When I first heard Giddy Motors' Make It Pop in 2002, it made me realize how much I missed Jesus Lizard. Not just David Yow's howling mess of a band, but the entire early-'90s Touch & Go scene. Shellac, Arcwelder, et al. were collectively a blip in post-hardcore history that is mostly hidden in a dusty corner now. London act Giddy Motors obviously misses those days, too. Make It Pop was a visceral debut that was soon overwhelmed by critics' use of the word visceral. The band's particular nostalgia was pureed with free-jazz and the urgent violence of grind metal. It was a complicated soup, and easy to choke on, but it was deliciously filling.

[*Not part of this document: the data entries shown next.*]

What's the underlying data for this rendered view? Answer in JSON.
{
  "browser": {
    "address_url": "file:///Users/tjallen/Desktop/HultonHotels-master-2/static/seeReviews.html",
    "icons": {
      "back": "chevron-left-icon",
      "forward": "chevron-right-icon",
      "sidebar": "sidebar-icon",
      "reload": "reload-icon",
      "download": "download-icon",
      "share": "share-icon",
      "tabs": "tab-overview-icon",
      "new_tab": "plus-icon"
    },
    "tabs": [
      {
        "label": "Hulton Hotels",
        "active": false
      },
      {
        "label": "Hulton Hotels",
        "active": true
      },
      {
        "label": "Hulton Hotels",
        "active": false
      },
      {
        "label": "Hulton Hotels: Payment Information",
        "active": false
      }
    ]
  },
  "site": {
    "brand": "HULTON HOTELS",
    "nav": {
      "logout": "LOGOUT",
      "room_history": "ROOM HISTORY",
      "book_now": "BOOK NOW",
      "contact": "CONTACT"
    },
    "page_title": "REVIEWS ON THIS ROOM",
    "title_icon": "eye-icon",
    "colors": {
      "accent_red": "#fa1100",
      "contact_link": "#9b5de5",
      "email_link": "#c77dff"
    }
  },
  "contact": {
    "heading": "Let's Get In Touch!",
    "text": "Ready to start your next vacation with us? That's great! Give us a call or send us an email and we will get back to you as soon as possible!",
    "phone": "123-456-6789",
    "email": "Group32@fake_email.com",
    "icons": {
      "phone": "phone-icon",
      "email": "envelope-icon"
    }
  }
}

Now Giddy Motors has returned with Do Easy, and the essential difference in the recipe these days is a single cup of straightforward accessibility. (That is, relative to the debut disc.) The violence is still in place, from the opening bars of "Sick" through the closing insanity that is "Dot Dot Dot," an eerie/ pretty soundscape punctuated by shrieking shards of noise.

But while Make It Pop crammed dozens of ideas into every track, aiming to shock and awe with complex breaks and polyrhythms, each part of Do Easy - which barely tops half an hour - is tailor-made and shrewdly focused. Make It Pop was a surprising, banging success, but it's this honed-down version of Giddy Motors that's most satisfying.